La chambre d’agriculture de la Drôme lance un vaste projet en faveur de l’adaptation aux changements climatiques. Objectifs: identifier comment l’évolution du climat va impacter les productions drômoises et accompagner les agriculteurs vers de nouvelles productions et pratiques.

Climat : « S’emparer du sujet pour ne pas subir »
De g. à d. : Bruno Darnaud, Jean-Pierre Royannez, Thierry Mommée et Alice Bouton ont présenté le projet d’actions en faveur de l’adaptation au changement climatique mené par la chambre d’agriculture de la Drôme.

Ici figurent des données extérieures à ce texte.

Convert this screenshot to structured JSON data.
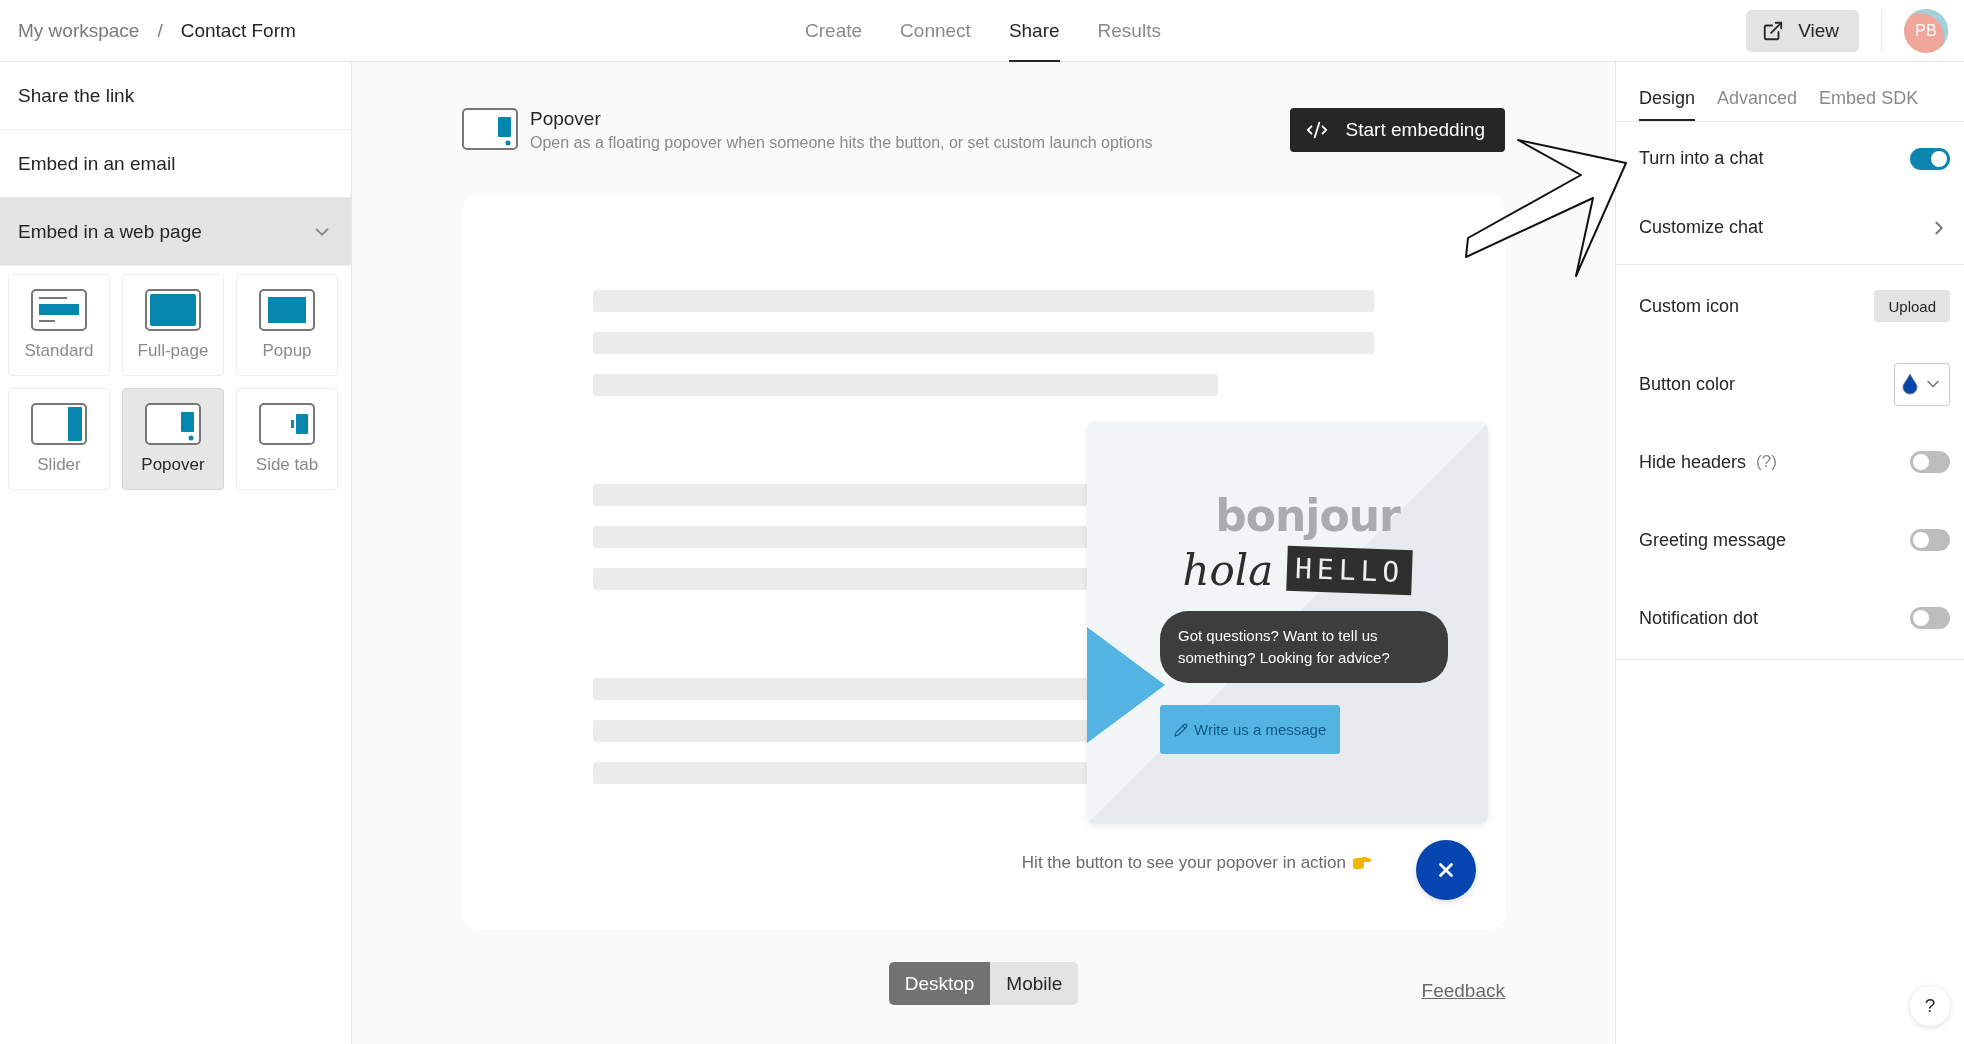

L’adaptation aux changements climatiques est au cœur du plan stratégique porté par la chambre d’agriculture de la Drôme à l’horizon 2025. Le 12 mars, le président Jean-Pierre Royannez et les élus du bureau en charge de ce dossier, Bruno Darnaud et Thierry Mommée [ainsi que Nathalie Gravier, absente ce jour-là] ont présenté leur feuille de route sur ce sujet. 

« Le changement climatique, nous le vivons, nous le voyons arriver, témoigne Thierry Mommée. C’est une réalité incontournable, nous en voyons les impacts avec des épisodes de gel sur des cultures trop précoces, des températures extrêmes, des effets sur la pollinisation, le pâturage, la nécessité d’engager une vaste réflexion sur l’irrigation, mais aussi sur la conception des bâtiments pour préserver les élevages de la chaleur... », énumère-t-il. Autant de défis que les agriculteurs drômois vont devoir relever. « Il y aura des changements de pratiques, souligne Bruno Darnaud. Il est nécessaire d’en tenir compte dans les projets agricoles et surtout d’anticiper. » 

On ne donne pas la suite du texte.